Building a fast, throwaway prototype to validate an idea before a production build. This uses Salesforce low-code tools in an isolated environment, with the goal of answering one question and gathering feedback.
- Write down the question
State the single thing this prototype must answer, such as whether users understand a screen or whether a flow matches the real process. The question sets the fidelity and tells you when you are done.
- Pick a safe environment
Spin up a scratch org for a quick disposable build, or use a sandbox when the prototype needs to feel like your real org. Never prototype in production.
- Build the smallest version that works
Use Lightning App Builder to assemble screens and Flow Builder to draft automation. For an agent, stand up a draft Agentforce agent. Build only enough to answer the question.
- Test it with real users
Give a few intended users a realistic task and watch without coaching them. Note where they hesitate or go wrong, and capture the feedback.

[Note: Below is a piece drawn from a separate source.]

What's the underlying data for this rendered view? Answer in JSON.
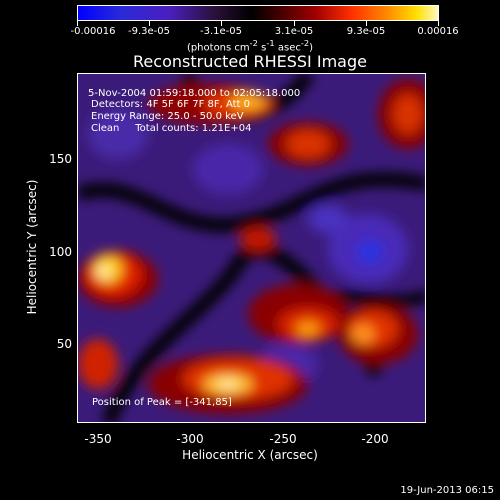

- Decide, then throw it away
Turn the findings into a decision about the design. Discard the prototype and rebuild the feature properly for production rather than promoting the experiment.
How real the prototype feels. Start low-fidelity for idea testing; raise it only when you need believable usability feedback.
Scratch org for short-lived, source-driven experiments; sandbox when the prototype must mirror existing configuration and data shape.
Choose ideation, exploration, or validation up front. The purpose decides how much effort and polish the build deserves.
- A prototype that looks finished tends to become the production system by accident. Be explicit that it is disposable.
- Over-polishing a throwaway build wastes the speed that made prototyping worth doing. Stop once the question is answered.
- Prototyping in production risks live data and real users. Always isolate the work in a scratch org or sandbox.
- Skipping the user test turns a prototype into guesswork. The feedback is the whole point of building one.